Hazard ratio and relative risk (or odds ratio) in case of very few event/censoring times

Question

As far as I understand relative risks and hazard ratios are very similar concepts (although this paper seems to disagree). The advantage of hazard ratios is the inclusion of temporal information. I always thought that the Cox model at least theoretically requires that events and censoring can take place at any given moment so that time is necessarily a continuous variable. Obviously, time is usually discretised but this I considered okay as long as there are many (preferably equidistant) possible intervals at which an event or censoring can occur. The other day someone told me that there is no problem even if there is just one point in time in Cox regression. So my first question is: Is that true?

And if so shouldn't hazard ratio and relative risk be equal as there would be no additional temporal information? Here, I have an example with 150/200 events for placebo and 130/200 for verum with event and censoring time respectively the same for all patients.

> library(survival)
> d=data.frame(trt=(c(rep(1,200),rep(0,200))),event=c(rep(1,130),rep(0,70),rep(1,150),rep(0,50)),time=2)
> (cox.model=(coxph(Surv(time,event)~trt,data=d,ties="exact")))
Call:
coxph(formula = Surv(time, event) ~ trt, data = d, ties = "exact")
   coef exp(coef) se(coef)      z      p

trt -0.4784    0.6198   0.2203 -2.172 0.0299
> exp(confint(cox.model))
        2.5 %    97.5 %
trt 0.4024838 0.9544346
Likelihood ratio test=4.77  on 1 df, p=0.02901
n= 400, number of events= 280

(The "exact" method for ties is correct right? "Efron" gives quite a different result of 0.7820 and "Breslow" is far from significant.) The relative risk on the other hand is this:

> meta::metabin(130,200,150,200,sm="RR")
Number of observations: o = 400
Number of events: e = 280
 RR           95%-CI     z p-value

0.8667 [0.7615; 0.9864] -2.17  0.0302

Interestingly, the odds ratio is much closer but also not equal:

     OR           95%-CI     z p-value
 0.6190 [0.4018; 0.9538] -2.17  0.0297

My second question is: Should HR and RR (or OR) be the same under these conditions?

Answer 1

The other day someone told me that there is no problem even if there is just one point in time in Cox regression. So my first question is: Is that true?

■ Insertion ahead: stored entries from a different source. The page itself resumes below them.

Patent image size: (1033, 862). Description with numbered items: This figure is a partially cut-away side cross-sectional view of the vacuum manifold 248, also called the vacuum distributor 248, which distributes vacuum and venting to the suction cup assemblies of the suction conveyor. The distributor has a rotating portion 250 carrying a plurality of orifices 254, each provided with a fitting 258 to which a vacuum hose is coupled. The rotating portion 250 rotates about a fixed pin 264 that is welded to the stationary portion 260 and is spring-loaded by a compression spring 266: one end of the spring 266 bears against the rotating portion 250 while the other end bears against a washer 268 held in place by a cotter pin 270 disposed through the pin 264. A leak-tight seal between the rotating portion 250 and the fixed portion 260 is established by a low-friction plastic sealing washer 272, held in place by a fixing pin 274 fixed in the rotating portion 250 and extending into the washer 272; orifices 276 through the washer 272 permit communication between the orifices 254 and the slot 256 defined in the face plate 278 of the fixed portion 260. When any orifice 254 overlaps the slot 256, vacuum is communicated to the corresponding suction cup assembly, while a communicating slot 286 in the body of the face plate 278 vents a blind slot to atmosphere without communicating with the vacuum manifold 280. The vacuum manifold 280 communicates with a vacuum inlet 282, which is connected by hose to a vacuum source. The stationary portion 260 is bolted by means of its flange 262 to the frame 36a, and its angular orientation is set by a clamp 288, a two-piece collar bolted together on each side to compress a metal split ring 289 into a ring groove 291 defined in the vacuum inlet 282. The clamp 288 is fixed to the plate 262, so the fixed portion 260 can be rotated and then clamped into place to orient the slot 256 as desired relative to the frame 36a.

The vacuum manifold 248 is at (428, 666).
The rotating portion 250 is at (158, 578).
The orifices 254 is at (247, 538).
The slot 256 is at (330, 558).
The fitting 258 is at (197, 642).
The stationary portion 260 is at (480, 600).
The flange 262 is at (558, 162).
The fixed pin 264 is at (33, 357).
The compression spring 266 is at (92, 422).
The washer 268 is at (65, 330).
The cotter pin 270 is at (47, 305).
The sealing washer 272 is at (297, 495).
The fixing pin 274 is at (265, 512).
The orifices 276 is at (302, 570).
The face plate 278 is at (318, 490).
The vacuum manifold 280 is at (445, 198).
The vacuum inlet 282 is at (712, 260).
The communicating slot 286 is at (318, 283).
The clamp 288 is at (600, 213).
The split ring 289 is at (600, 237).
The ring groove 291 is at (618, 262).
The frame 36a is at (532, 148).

That depends on how you implement the Cox regression, as you illustrate. As discussed here, tied event times pose problems with Cox regression. The "exact partial likelihood" works OK with small data sets, but it requires "exhaustive enumeration of the possible risk sets at each tied death time, and can require a prohibitive amount of computation time." The Efron approximation to that exact partial likelihood is generally better than the Breslow approximation, but even it performs poorly at times when there is a very high ratio of ties to the size of the risk set.

The odds ratio and the risk ratio are different, although they can be similar if events are rare. See this web page or this Cross Validated page, for example. With a single time point the hazard ratio should match the odds ratio. Your values are so close that I suspect the difference is due to numerical issues from the multiple calculations associated with applying the "exact" method to a risk set of 400 individuals.

Answer 2

These terms and calculations are essentially convenient ways to bias results of studies in various directions to support the hoped-for outcomes.

Example - Relative risk... Pharma Co. X produces its latest/greatest FLU vaccine, and needs some data to bring it to market.

So - it recruits 2000 healthy volunteers. 1000 are given vax. 1000 are not. Company exposes all to FLU virus.

1 of vaxed group tests positive for flu. 2 of non-vaxed test positive.

THE ABSOLUTE difference is OBVIOUSLY 1/1000 (.001). In other words - zero statistical difference.

This sells ZERO vaccine doses. Data must be spun.

SO -- Enter RELATIVE RISK!! ONE vaxed person has flu. TWO non-vaxed... OH -- that's a 50% difference. VOILA.. - 50% RELATIVE RISK reduction with the vax.

Totally corrupt - but totally acceptable for their marketing.